I’ve had an interesting message from a fellow artist on Facebook. She asked how I could possibly be creative ‘with so much hate in my heart?’ This was in response to my comment regarding the American election that I posted on my Facebook page with somewhat shaky fingers after hearing the results. It ran as follows:
‘So it’s a new day for America – but remember that as artists, we take materials and weave them into objects powerful enough to distract, educate, enlighten, move, engage and delight. Looks like we’ve all got our work cut out for us today.’
Not really a ‘hate’ post and one I gave much thought to before writing. Being a Brit, it’s not up to me to be personal about the way people voted and I have no say in the result. However, I do reserve the right to have an interest. After all, you can’t have your Oreo and eat it; either America is a world power and we, the world, are rightly invested, or it isn’t and we aren’t.
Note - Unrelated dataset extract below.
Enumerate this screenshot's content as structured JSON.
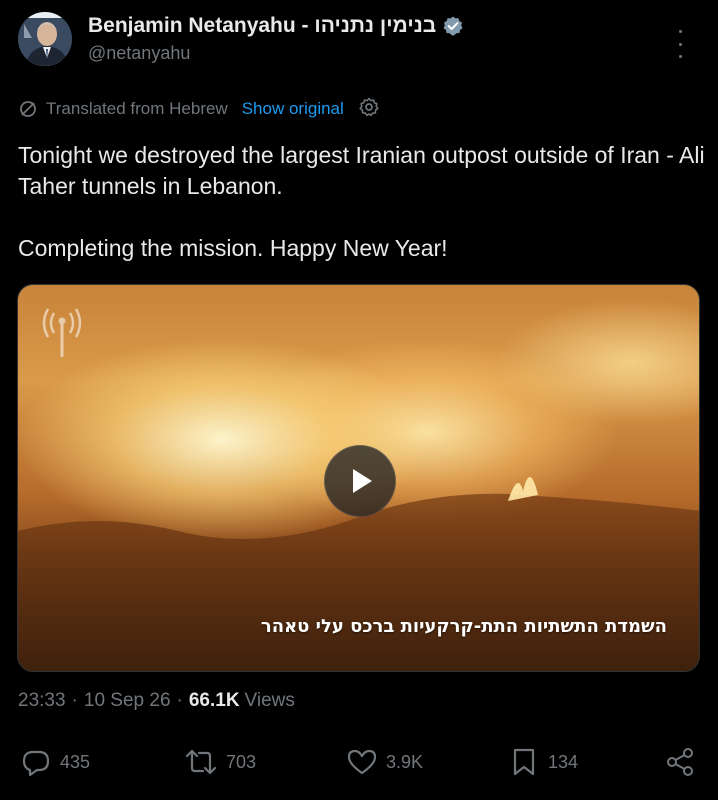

My post was more aimed at highlighting the unique and powerful skills all creative people can bring to bear at a time of upheaval, whichever side you happen to support.
I guess artists are like politicians in our need to grow a thicker skin than most. Sit at any craft fair or open studio and you’ll need to choose how you deal with critics. I think there are two sorts of criticism: the ‘I don’t like that because I don’t like it’ school and the thoughtful ‘that doesn’t work for me because…’ school. The first falls into the kind of circular argument favoured by small children and can be dismissed with the briskness of Mary Poppins. The second kind is much more uncomfortable, but I try to welcome it because it makes me think.
So back to the hate lady. I was pretty sure her comment fell into the first category. But then I got to thinking that maybe she’s actually stumbled into camp two and should be welcomed for reminding me of a couple of things.
She’s the first to accuse me of something nasty and I spend a lot of time on social media, in groups or in the virtual open studio of my page. Isn’t it interesting that, contrary to all the vile bullying and hatred that social media can house, my small corner, populated as it is by artists, creatives and makers, is universally friendly and supportive? If I check out my fellows, they are of all nations, sexes, ages and, I am guessing, religions, sexuality and colour. Yet we all offer help, enthusiasm and encouragement to each other all day, every day. So what I wrote wasn’t in hate, it was in faith of creative people and to point out how powerful we can all be if we try.
Then again, maybe there was a bit of hate? I don’t go in for hating people; it’s far too energetic, but I’ll freely admit that I hate the circumstances and words that lead to unkindness, dismissal or attack of those who, though they are pretty much exactly the same as us, somehow become defined as ‘other’. That could be said of colour, sex, religion or political group, take your pick. Maybe it’s because of that hate that I think we artists should be at our most creative just now? As my last blog mentioned, art can, in so many small ways, make a difference.
So lady out there, I’m not concerned about my creativity. Last time I checked there were still far too few hours in the day to house it, but I’m grateful you gave me cause to remember how much good there is to be found in my fellow artists and creatives and why we should be sharing it freely right now.